A Sales Tax Primer


Did you know?

The base sales-tax rate in Kansas is 5.3 percent.

Marion County currently adds a 1 percent tax to that base.

Two communities in Marion County add a local sales tax: Hillsboro, 1 percent; Marion, 0.75 percent. Hillsboro uses half for streets and other capital improvements; the other half will pay for the aquatic center. Marion uses its sale tax for economic development, including the creation of an industrial park,

In order to collect sales tax on such things as catalog and Internet purchases, a “destination-based” rule took effect in Kansas on July 1, 2003. It states the rate of sales tax due will be the rate in effect where the customer takes delivery/possession of the purchased item. Certain items, including motor vehicles, are excepted out of the rule; the sale tax for those exceptions is “origin based” (sourced to the retailer’s business location).

Every 1 percent of sales tax adds $250 to the purchase of a $25,000 car.

Hillsboro auto dealerships generate between $13 million and $16 million in taxable sales each year, according to sources in the field.

Farm equipment is exempt from sales tax.

The highest sales-tax rate for a Kansas county is 2 percent. Four counties among 105 currently charge that rate: Cheyenne, Republic, Sedgwick and Wichita.

Neodesha has the highest combined sales tax rate of any community in Kansas at 8.3%. Only three other communities charge 8% or more: De Soto (8.15 in Johnson Co., 8.05 in Leavenworth Co.), Wamego (8.05) and Yates Center (8.05).

Sales tax survey

Following are the sales-tax rates for a sampling of communities in this market area.

Abilene 7.05

El Dorado 6.30

*Hesston 6.30

Hillsboro 7.30

Hutchinson 7.05

McPherson 6.80

Marion 7.05

*Newton 6.30

Peabody 6.30

Salina 7.05

Wichita 7.30

* Harvey County voters will vote April 4 on additional 1 percent county sales tax..

Sales tax and car purchases

In a nutshell: Regardless where you buy a car in Kansas, your total sales-tax bill will never be less than what you would pay if you bought it where you live.

Scenario A: Buyer Bob, the out-of-county prospect.

When Buyer Bob, who lives in *Harvey County, buys a $25,000 car from a dealership in Hillsboro, he will pay $1,825 in sales tax, based on Hillsboro’s current combined rate (7.3%).

If Buyer Bob purchases the car for the same price in Newton (the combined rate for all of Harvey County is 6.3%), he would pay $1,575 in sales tax.
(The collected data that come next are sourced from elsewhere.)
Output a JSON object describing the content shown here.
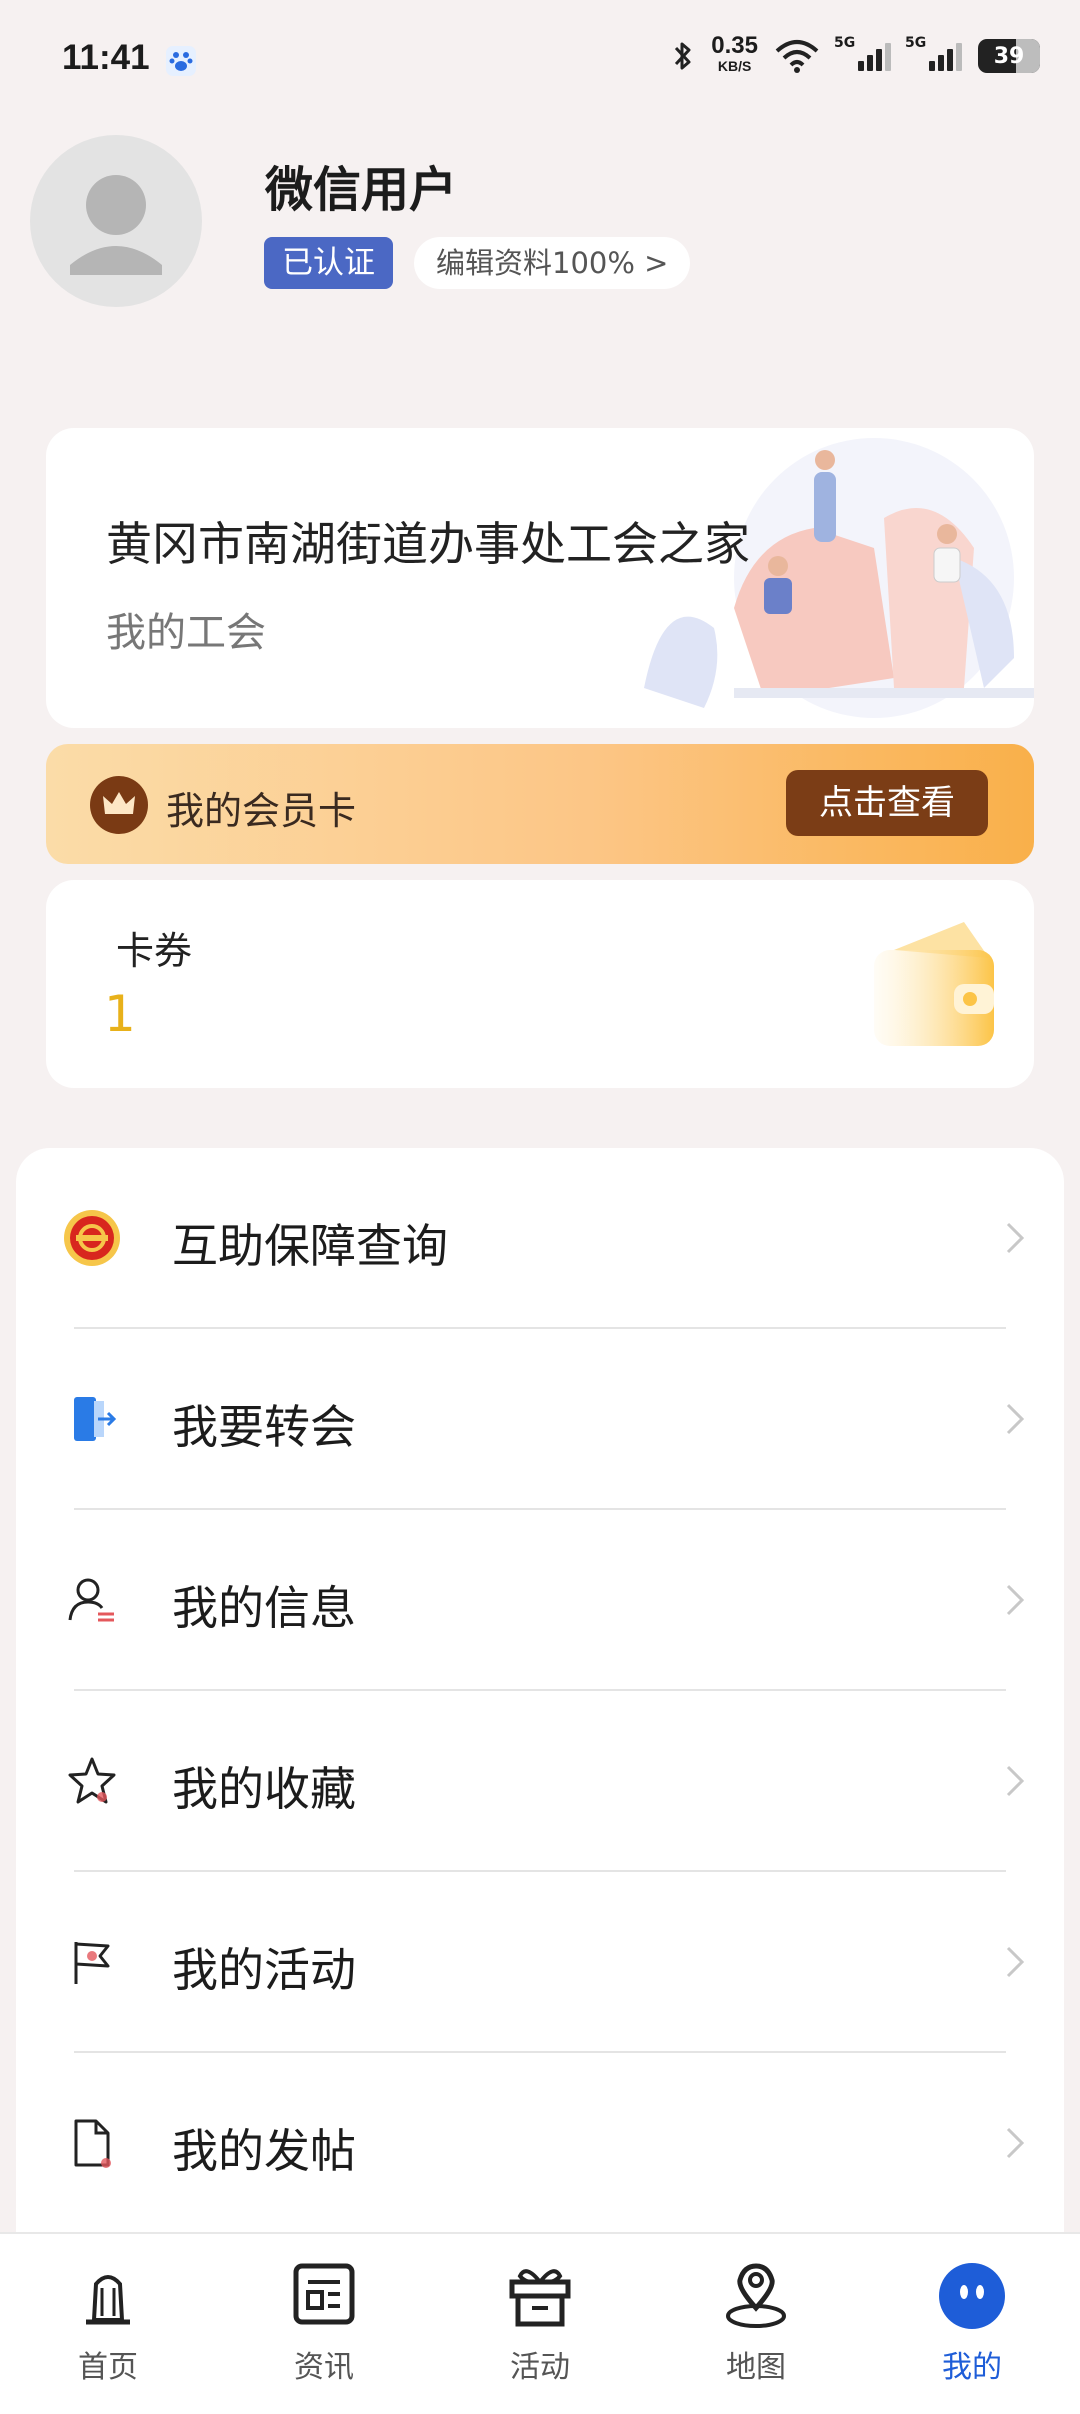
{
  "status_bar": {
    "time": "11:41",
    "net_speed": "0.35",
    "net_unit": "KB/S",
    "signal1_label": "5G",
    "signal2_label": "5G",
    "battery": "39"
  },
  "profile": {
    "username": "微信用户",
    "verified_badge": "已认证",
    "edit_profile": "编辑资料100% >"
  },
  "union_card": {
    "title": "黄冈市南湖街道办事处工会之家",
    "subtitle": "我的工会"
  },
  "member_card": {
    "label": "我的会员卡",
    "button": "点击查看"
  },
  "coupon": {
    "label": "卡券",
    "count": "1"
  },
  "menu": {
    "items": [
      {
        "label": "互助保障查询",
        "icon": "union-emblem-icon"
      },
      {
        "label": "我要转会",
        "icon": "door-transfer-icon"
      },
      {
        "label": "我的信息",
        "icon": "user-info-icon"
      },
      {
        "label": "我的收藏",
        "icon": "star-icon"
      },
      {
        "label": "我的活动",
        "icon": "flag-icon"
      },
      {
        "label": "我的发帖",
        "icon": "document-icon"
      }
    ]
  },
  "tabbar": {
    "tabs": [
      {
        "label": "首页",
        "icon": "home-tower-icon"
      },
      {
        "label": "资讯",
        "icon": "news-icon"
      },
      {
        "label": "活动",
        "icon": "gift-icon"
      },
      {
        "label": "地图",
        "icon": "map-pin-icon"
      },
      {
        "label": "我的",
        "icon": "profile-face-icon"
      }
    ],
    "active_index": 4
  },
  "colors": {
    "accent": "#1e5dd8",
    "verified_badge": "#4b68c4",
    "coupon_count": "#e8b11a",
    "member_button": "#7b3d16"
  }
}
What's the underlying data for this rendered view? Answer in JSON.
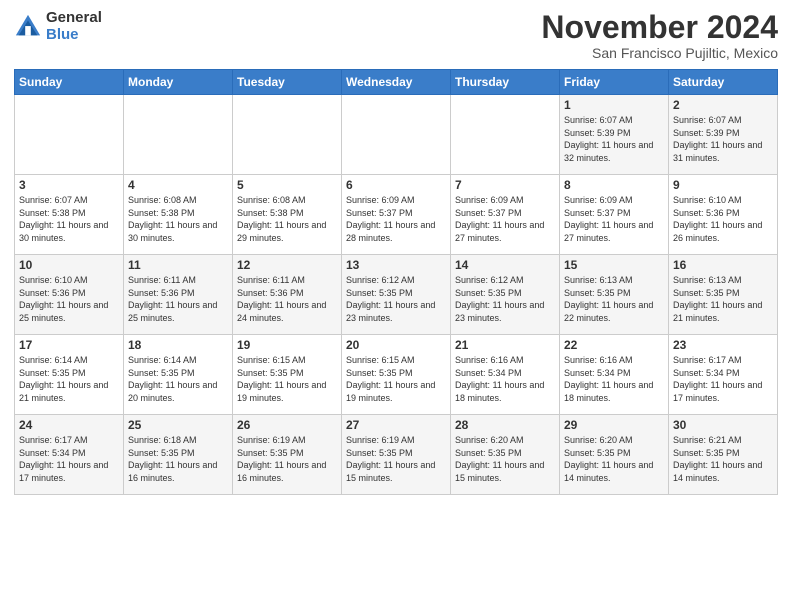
{
  "header": {
    "logo_general": "General",
    "logo_blue": "Blue",
    "month_title": "November 2024",
    "subtitle": "San Francisco Pujiltic, Mexico"
  },
  "days_of_week": [
    "Sunday",
    "Monday",
    "Tuesday",
    "Wednesday",
    "Thursday",
    "Friday",
    "Saturday"
  ],
  "weeks": [
    [
      {
        "day": "",
        "info": ""
      },
      {
        "day": "",
        "info": ""
      },
      {
        "day": "",
        "info": ""
      },
      {
        "day": "",
        "info": ""
      },
      {
        "day": "",
        "info": ""
      },
      {
        "day": "1",
        "info": "Sunrise: 6:07 AM\nSunset: 5:39 PM\nDaylight: 11 hours and 32 minutes."
      },
      {
        "day": "2",
        "info": "Sunrise: 6:07 AM\nSunset: 5:39 PM\nDaylight: 11 hours and 31 minutes."
      }
    ],
    [
      {
        "day": "3",
        "info": "Sunrise: 6:07 AM\nSunset: 5:38 PM\nDaylight: 11 hours and 30 minutes."
      },
      {
        "day": "4",
        "info": "Sunrise: 6:08 AM\nSunset: 5:38 PM\nDaylight: 11 hours and 30 minutes."
      },
      {
        "day": "5",
        "info": "Sunrise: 6:08 AM\nSunset: 5:38 PM\nDaylight: 11 hours and 29 minutes."
      },
      {
        "day": "6",
        "info": "Sunrise: 6:09 AM\nSunset: 5:37 PM\nDaylight: 11 hours and 28 minutes."
      },
      {
        "day": "7",
        "info": "Sunrise: 6:09 AM\nSunset: 5:37 PM\nDaylight: 11 hours and 27 minutes."
      },
      {
        "day": "8",
        "info": "Sunrise: 6:09 AM\nSunset: 5:37 PM\nDaylight: 11 hours and 27 minutes."
      },
      {
        "day": "9",
        "info": "Sunrise: 6:10 AM\nSunset: 5:36 PM\nDaylight: 11 hours and 26 minutes."
      }
    ],
    [
      {
        "day": "10",
        "info": "Sunrise: 6:10 AM\nSunset: 5:36 PM\nDaylight: 11 hours and 25 minutes."
      },
      {
        "day": "11",
        "info": "Sunrise: 6:11 AM\nSunset: 5:36 PM\nDaylight: 11 hours and 25 minutes."
      },
      {
        "day": "12",
        "info": "Sunrise: 6:11 AM\nSunset: 5:36 PM\nDaylight: 11 hours and 24 minutes."
      },
      {
        "day": "13",
        "info": "Sunrise: 6:12 AM\nSunset: 5:35 PM\nDaylight: 11 hours and 23 minutes."
      },
      {
        "day": "14",
        "info": "Sunrise: 6:12 AM\nSunset: 5:35 PM\nDaylight: 11 hours and 23 minutes."
      },
      {
        "day": "15",
        "info": "Sunrise: 6:13 AM\nSunset: 5:35 PM\nDaylight: 11 hours and 22 minutes."
      },
      {
        "day": "16",
        "info": "Sunrise: 6:13 AM\nSunset: 5:35 PM\nDaylight: 11 hours and 21 minutes."
      }
    ],
    [
      {
        "day": "17",
        "info": "Sunrise: 6:14 AM\nSunset: 5:35 PM\nDaylight: 11 hours and 21 minutes."
      },
      {
        "day": "18",
        "info": "Sunrise: 6:14 AM\nSunset: 5:35 PM\nDaylight: 11 hours and 20 minutes."
      },
      {
        "day": "19",
        "info": "Sunrise: 6:15 AM\nSunset: 5:35 PM\nDaylight: 11 hours and 19 minutes."
      },
      {
        "day": "20",
        "info": "Sunrise: 6:15 AM\nSunset: 5:35 PM\nDaylight: 11 hours and 19 minutes."
      },
      {
        "day": "21",
        "info": "Sunrise: 6:16 AM\nSunset: 5:34 PM\nDaylight: 11 hours and 18 minutes."
      },
      {
        "day": "22",
        "info": "Sunrise: 6:16 AM\nSunset: 5:34 PM\nDaylight: 11 hours and 18 minutes."
      },
      {
        "day": "23",
        "info": "Sunrise: 6:17 AM\nSunset: 5:34 PM\nDaylight: 11 hours and 17 minutes."
      }
    ],
    [
      {
        "day": "24",
        "info": "Sunrise: 6:17 AM\nSunset: 5:34 PM\nDaylight: 11 hours and 17 minutes."
      },
      {
        "day": "25",
        "info": "Sunrise: 6:18 AM\nSunset: 5:35 PM\nDaylight: 11 hours and 16 minutes."
      },
      {
        "day": "26",
        "info": "Sunrise: 6:19 AM\nSunset: 5:35 PM\nDaylight: 11 hours and 16 minutes."
      },
      {
        "day": "27",
        "info": "Sunrise: 6:19 AM\nSunset: 5:35 PM\nDaylight: 11 hours and 15 minutes."
      },
      {
        "day": "28",
        "info": "Sunrise: 6:20 AM\nSunset: 5:35 PM\nDaylight: 11 hours and 15 minutes."
      },
      {
        "day": "29",
        "info": "Sunrise: 6:20 AM\nSunset: 5:35 PM\nDaylight: 11 hours and 14 minutes."
      },
      {
        "day": "30",
        "info": "Sunrise: 6:21 AM\nSunset: 5:35 PM\nDaylight: 11 hours and 14 minutes."
      }
    ]
  ]
}
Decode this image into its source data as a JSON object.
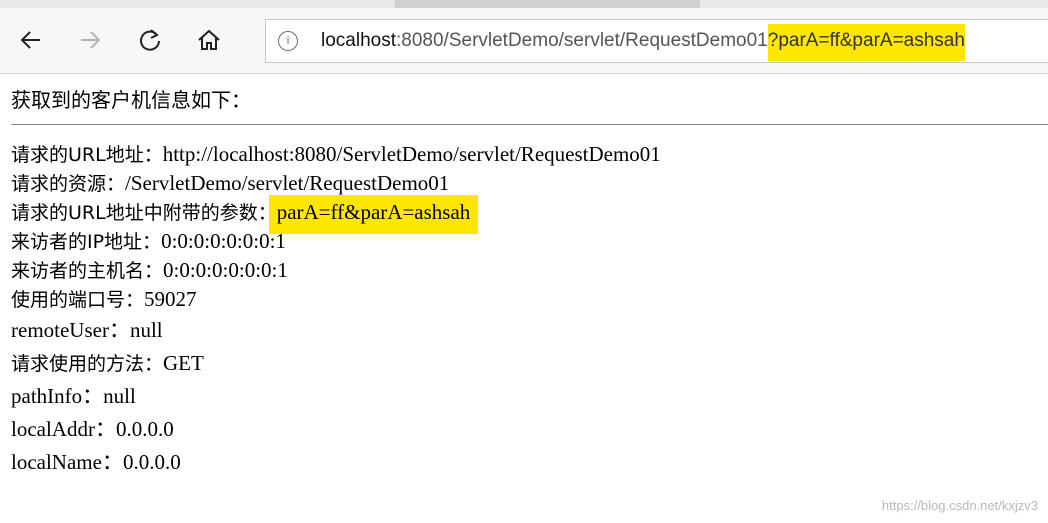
{
  "browser": {
    "url_host": "localhost",
    "url_path": ":8080/ServletDemo/servlet/RequestDemo01",
    "url_query": "?parA=ff&parA=ashsah",
    "icons": {
      "back": "back-arrow-icon",
      "forward": "forward-arrow-icon",
      "refresh": "refresh-icon",
      "home": "home-icon",
      "info": "info-icon"
    },
    "info_glyph": "i"
  },
  "page": {
    "heading": "获取到的客户机信息如下：",
    "rows": [
      {
        "label": "请求的URL地址：",
        "value": "http://localhost:8080/ServletDemo/servlet/RequestDemo01"
      },
      {
        "label": "请求的资源：",
        "value": "/ServletDemo/servlet/RequestDemo01"
      },
      {
        "label": "请求的URL地址中附带的参数：",
        "value": "parA=ff&parA=ashsah"
      },
      {
        "label": "来访者的IP地址：",
        "value": "0:0:0:0:0:0:0:1"
      },
      {
        "label": "来访者的主机名：",
        "value": "0:0:0:0:0:0:0:1"
      },
      {
        "label": "使用的端口号：",
        "value": "59027"
      },
      {
        "label": "remoteUser：",
        "value": "null"
      },
      {
        "label": "请求使用的方法：",
        "value": "GET"
      },
      {
        "label": "pathInfo：",
        "value": "null"
      },
      {
        "label": "localAddr：",
        "value": "0.0.0.0"
      },
      {
        "label": "localName：",
        "value": "0.0.0.0"
      }
    ],
    "highlight_color": "#ffe600"
  },
  "watermark": "https://blog.csdn.net/kxjzv3"
}
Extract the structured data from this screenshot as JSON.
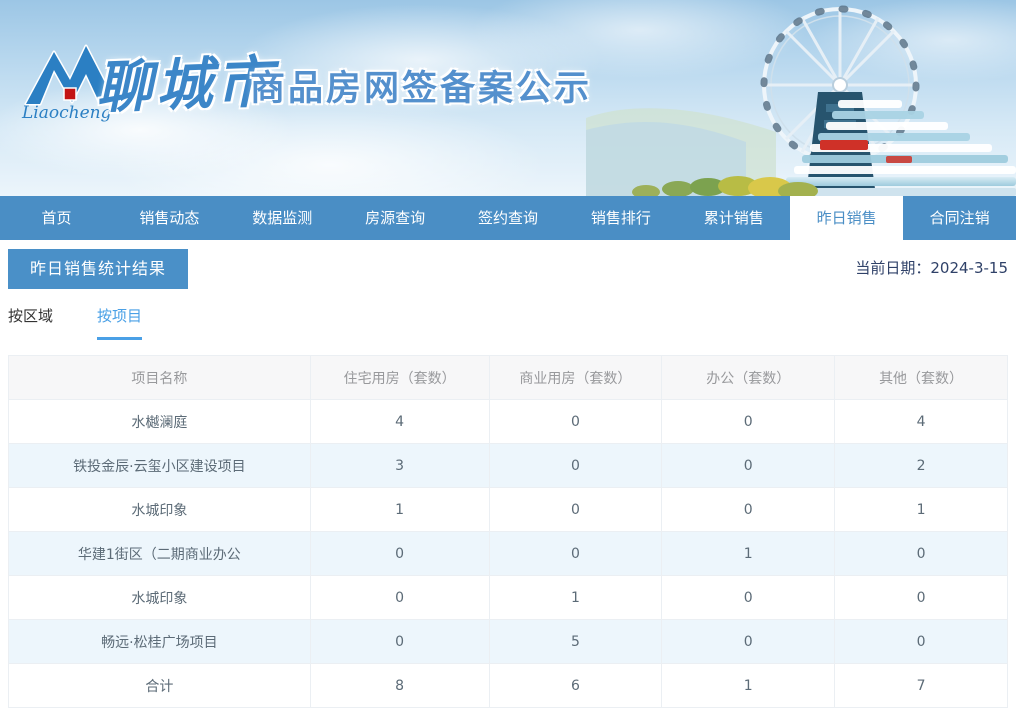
{
  "banner": {
    "logo_script": "Liaocheng",
    "logo_city": "聊城市",
    "title": "商品房网签备案公示"
  },
  "nav": {
    "items": [
      {
        "label": "首页",
        "active": false
      },
      {
        "label": "销售动态",
        "active": false
      },
      {
        "label": "数据监测",
        "active": false
      },
      {
        "label": "房源查询",
        "active": false
      },
      {
        "label": "签约查询",
        "active": false
      },
      {
        "label": "销售排行",
        "active": false
      },
      {
        "label": "累计销售",
        "active": false
      },
      {
        "label": "昨日销售",
        "active": true
      },
      {
        "label": "合同注销",
        "active": false
      }
    ]
  },
  "page": {
    "section_title": "昨日销售统计结果",
    "date_label": "当前日期：2024-3-15"
  },
  "tabs": [
    {
      "label": "按区域",
      "active": false
    },
    {
      "label": "按项目",
      "active": true
    }
  ],
  "table": {
    "headers": [
      "项目名称",
      "住宅用房（套数）",
      "商业用房（套数）",
      "办公（套数）",
      "其他（套数）"
    ],
    "rows": [
      {
        "name": "水樾澜庭",
        "values": [
          "4",
          "0",
          "0",
          "4"
        ]
      },
      {
        "name": "铁投金辰·云玺小区建设项目",
        "values": [
          "3",
          "0",
          "0",
          "2"
        ]
      },
      {
        "name": "水城印象",
        "values": [
          "1",
          "0",
          "0",
          "1"
        ]
      },
      {
        "name": "华建1街区（二期商业办公",
        "values": [
          "0",
          "0",
          "1",
          "0"
        ]
      },
      {
        "name": "水城印象",
        "values": [
          "0",
          "1",
          "0",
          "0"
        ]
      },
      {
        "name": "畅远·松桂广场项目",
        "values": [
          "0",
          "5",
          "0",
          "0"
        ]
      },
      {
        "name": "合计",
        "values": [
          "8",
          "6",
          "1",
          "7"
        ]
      }
    ]
  },
  "colors": {
    "nav_blue": "#4a8ec5",
    "badge_blue": "#4a90c8",
    "tab_active_blue": "#4aa0e6",
    "date_navy": "#2f4168",
    "header_row_bg": "#f7f7f8",
    "alt_row_bg": "#edf6fc",
    "logo_blue": "#2b7fc3",
    "logo_red": "#c31414"
  }
}
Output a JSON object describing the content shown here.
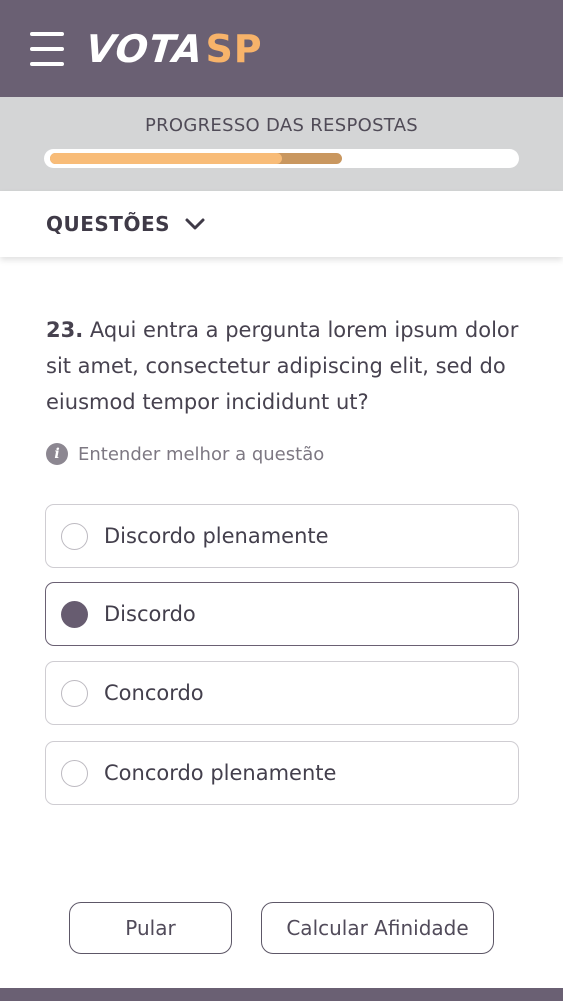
{
  "header": {
    "logo_part1": "VOTA",
    "logo_part2": "SP",
    "menu_icon": "hamburger-menu-icon",
    "colors": {
      "bar": "#6a6073",
      "accent": "#f7b36a"
    }
  },
  "progress": {
    "title": "PROGRESSO DAS RESPOSTAS",
    "answered_fraction": 0.5,
    "total_fraction": 0.63,
    "colors": {
      "answered": "#f8bc78",
      "total": "#c9975f"
    }
  },
  "questoes": {
    "label": "QUESTÕES",
    "icon": "chevron-down-icon"
  },
  "question": {
    "number": "23.",
    "text": " Aqui entra a pergunta lorem ipsum dolor sit amet, consectetur adipiscing elit, sed do eiusmod tempor incididunt ut?"
  },
  "help": {
    "icon": "info-icon",
    "icon_glyph": "i",
    "text": "Entender melhor a questão"
  },
  "options": [
    {
      "label": "Discordo plenamente",
      "selected": false
    },
    {
      "label": "Discordo",
      "selected": true
    },
    {
      "label": "Concordo",
      "selected": false
    },
    {
      "label": "Concordo plenamente",
      "selected": false
    }
  ],
  "actions": {
    "skip_label": "Pular",
    "calculate_label": "Calcular Afinidade"
  }
}
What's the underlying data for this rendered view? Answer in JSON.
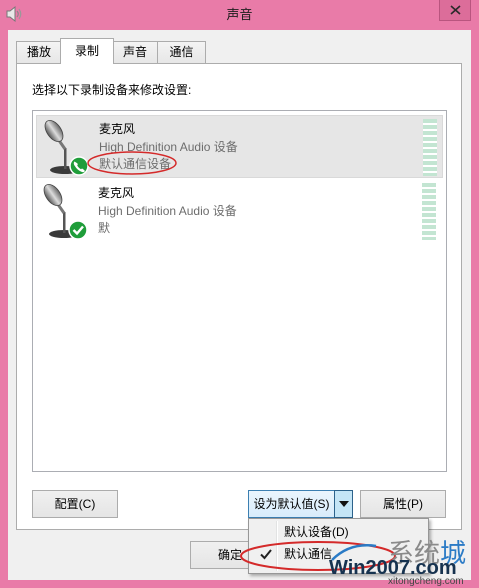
{
  "window": {
    "title": "声音",
    "icon": "speaker-icon",
    "close_icon": "close-icon",
    "frame_color": "#e97ba8"
  },
  "tabs": [
    {
      "label": "播放",
      "selected": false
    },
    {
      "label": "录制",
      "selected": true
    },
    {
      "label": "声音",
      "selected": false
    },
    {
      "label": "通信",
      "selected": false
    }
  ],
  "instruction": "选择以下录制设备来修改设置:",
  "devices": [
    {
      "name": "麦克风",
      "description": "High Definition Audio 设备",
      "status": "默认通信设备",
      "icon": "microphone-icon",
      "badge": "phone-badge-icon",
      "selected": true
    },
    {
      "name": "麦克风",
      "description": "High Definition Audio 设备",
      "status": "默",
      "icon": "microphone-icon",
      "badge": "checkmark-badge-icon",
      "selected": false
    }
  ],
  "buttons": {
    "configure": "配置(C)",
    "set_default": "设为默认值(S)",
    "set_default_arrow_icon": "dropdown-arrow-icon",
    "properties": "属性(P)",
    "ok": "确定"
  },
  "default_menu": {
    "items": [
      {
        "label": "默认设备(D)",
        "checked": false
      },
      {
        "label": "默认通信",
        "checked": true,
        "icon": "checkmark-icon"
      }
    ]
  },
  "annotations": {
    "stroke_color": "#d42a2a"
  },
  "watermark": {
    "brand_cn": [
      "系统",
      "城"
    ],
    "brand_en": "Win2007.com",
    "domain": "xitongcheng.com",
    "text_color": "#16324f",
    "accent_color": "#2b7bc6"
  },
  "colors": {
    "badge_green": "#1f9d3a",
    "meter": "#c3e5d2",
    "selected_row": "#e6e6e6"
  }
}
Bottom line: Purchasing the car in Hillsboro would cost Buyer Bob $250 more out of pocket than if he bought it for the same price in Newton.

* * *

When Buyer Bob purchases that car in Augusta, he will pay $1,450 in sales tax at the dealership, based on Augusta’s combined rate (5.8%). Then, when he registers the vehicle in his county of residence (Harvey), he will pay the county treasurer an additional $125 in sales tax-the difference between the Augusta rate and the Harvey County rate.

Bottom line: No out-of-pocket gain or loss to Buyer Bob for buying in Augusta.

* Chosen for the sake of simplicity. All communities in Harvey County have the same sales-tax rate (currently 6.3%).